A Larger Indian Presence on the Western Border
A Kabul aligned more closely with New Delhi introduces new security challenges. India’s deeper footprint in Afghanistan affects intelligence dynamics and regional power equations.
Regional Trade Corridors Moving Away from Pakistan
If India strengthens links with Afghanistan and Central Asia through Chabahar and other routes, Pakistan risks being bypassed in future trade and energy corridors. In a region where connectivity defines relevance, being excluded is dangerous.
Pakistan’s Strategic Options
Rebuild Stability and Predictability in Trade Policy
Pakistan must prioritise smooth border operations, transparent customs procedures, and consistent policy frameworks. Predictability will determine Afghanistan’s trust, not geography.

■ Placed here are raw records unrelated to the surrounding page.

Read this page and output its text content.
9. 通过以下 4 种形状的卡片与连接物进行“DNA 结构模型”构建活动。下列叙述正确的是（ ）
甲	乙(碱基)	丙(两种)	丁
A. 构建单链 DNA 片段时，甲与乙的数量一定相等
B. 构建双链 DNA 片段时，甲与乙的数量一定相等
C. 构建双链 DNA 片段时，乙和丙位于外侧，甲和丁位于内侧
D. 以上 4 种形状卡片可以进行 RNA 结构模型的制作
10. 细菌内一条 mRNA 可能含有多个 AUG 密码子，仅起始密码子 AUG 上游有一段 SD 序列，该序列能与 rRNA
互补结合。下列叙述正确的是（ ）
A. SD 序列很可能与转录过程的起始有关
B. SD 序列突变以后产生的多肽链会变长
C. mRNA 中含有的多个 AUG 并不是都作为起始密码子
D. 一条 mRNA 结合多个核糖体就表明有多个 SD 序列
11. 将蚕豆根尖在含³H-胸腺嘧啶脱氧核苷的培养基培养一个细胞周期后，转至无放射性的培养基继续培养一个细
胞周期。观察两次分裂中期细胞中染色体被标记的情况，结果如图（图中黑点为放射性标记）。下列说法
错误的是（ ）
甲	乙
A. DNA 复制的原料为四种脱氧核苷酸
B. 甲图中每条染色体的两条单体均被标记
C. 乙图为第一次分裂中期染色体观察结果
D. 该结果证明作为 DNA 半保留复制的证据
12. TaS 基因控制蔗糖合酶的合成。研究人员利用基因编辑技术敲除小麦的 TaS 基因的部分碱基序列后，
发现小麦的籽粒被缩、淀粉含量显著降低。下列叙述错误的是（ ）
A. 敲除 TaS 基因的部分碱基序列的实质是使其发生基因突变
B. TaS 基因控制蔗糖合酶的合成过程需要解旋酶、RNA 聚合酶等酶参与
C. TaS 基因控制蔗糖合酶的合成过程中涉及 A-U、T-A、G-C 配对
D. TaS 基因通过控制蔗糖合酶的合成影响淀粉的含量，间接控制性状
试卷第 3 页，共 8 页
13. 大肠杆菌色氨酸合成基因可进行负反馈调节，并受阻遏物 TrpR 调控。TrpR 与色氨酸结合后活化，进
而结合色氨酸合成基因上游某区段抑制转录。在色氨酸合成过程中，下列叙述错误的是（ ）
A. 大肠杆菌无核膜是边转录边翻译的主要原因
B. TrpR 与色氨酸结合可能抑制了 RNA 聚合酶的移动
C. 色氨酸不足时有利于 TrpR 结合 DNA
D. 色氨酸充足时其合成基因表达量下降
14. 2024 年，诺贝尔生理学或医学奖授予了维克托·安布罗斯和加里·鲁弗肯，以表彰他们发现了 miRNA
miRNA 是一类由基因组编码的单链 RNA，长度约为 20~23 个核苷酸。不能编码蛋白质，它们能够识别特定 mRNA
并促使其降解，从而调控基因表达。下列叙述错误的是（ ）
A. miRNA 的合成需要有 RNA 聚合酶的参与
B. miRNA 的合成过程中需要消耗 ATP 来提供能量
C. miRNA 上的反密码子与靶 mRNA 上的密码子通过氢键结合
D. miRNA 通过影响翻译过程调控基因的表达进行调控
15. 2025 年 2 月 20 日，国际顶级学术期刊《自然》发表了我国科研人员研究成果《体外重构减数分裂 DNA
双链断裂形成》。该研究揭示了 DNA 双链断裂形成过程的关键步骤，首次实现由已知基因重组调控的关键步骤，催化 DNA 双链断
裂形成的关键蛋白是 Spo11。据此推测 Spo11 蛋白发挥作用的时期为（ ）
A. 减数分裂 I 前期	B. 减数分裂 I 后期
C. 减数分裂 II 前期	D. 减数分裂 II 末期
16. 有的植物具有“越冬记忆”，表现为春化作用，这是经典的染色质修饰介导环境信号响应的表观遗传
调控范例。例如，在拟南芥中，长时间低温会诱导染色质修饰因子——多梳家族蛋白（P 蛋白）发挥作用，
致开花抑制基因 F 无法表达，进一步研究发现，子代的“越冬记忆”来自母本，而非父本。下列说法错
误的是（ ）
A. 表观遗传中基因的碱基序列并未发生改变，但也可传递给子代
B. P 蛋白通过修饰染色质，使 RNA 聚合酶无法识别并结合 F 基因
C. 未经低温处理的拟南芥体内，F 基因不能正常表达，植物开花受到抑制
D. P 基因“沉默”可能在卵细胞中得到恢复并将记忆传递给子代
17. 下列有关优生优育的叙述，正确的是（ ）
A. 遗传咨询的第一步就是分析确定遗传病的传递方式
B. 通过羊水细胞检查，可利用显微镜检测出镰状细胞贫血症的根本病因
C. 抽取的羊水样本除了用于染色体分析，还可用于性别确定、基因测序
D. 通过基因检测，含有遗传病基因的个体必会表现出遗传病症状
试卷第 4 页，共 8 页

Offer Kabul Stronger Regional Connectivity
Pakistan can leverage CPEC and Central Asian energy projects to provide benefits that India cannot match. However, this requires serious planning and clear communication.
Prioritise Diplomacy Over Reaction
Calm, structured, continuous diplomatic engagement is essential. Emotional decision-making accelerates Afghanistan’s shift toward India and weakens both economies.
Compete with Strategy, Not Emotion
India’s approach in Afghanistan is patient and methodical. Pakistan must respond with a similarly thoughtful strategy rooted in economic strength and long-term planning.
Conclusion
A Regional Reality Pakistan Must Confront
Afghanistan’s tilt toward India is one of the most important geopolitical developments in South Asia. The consequences for Pakistan, especially economic ones, are becoming visible. Old assumptions are fading, and new realities are emerging.
Pakistan must adapt through consistent diplomacy, smart engagement, and long-term regional strategy. If handled wisely, Pakistan can still remain central to Afghanistan’s economic and political future. If ignored, Pakistan risks losing markets, influence, and strategic depth in a region where it once held a decisive advantage.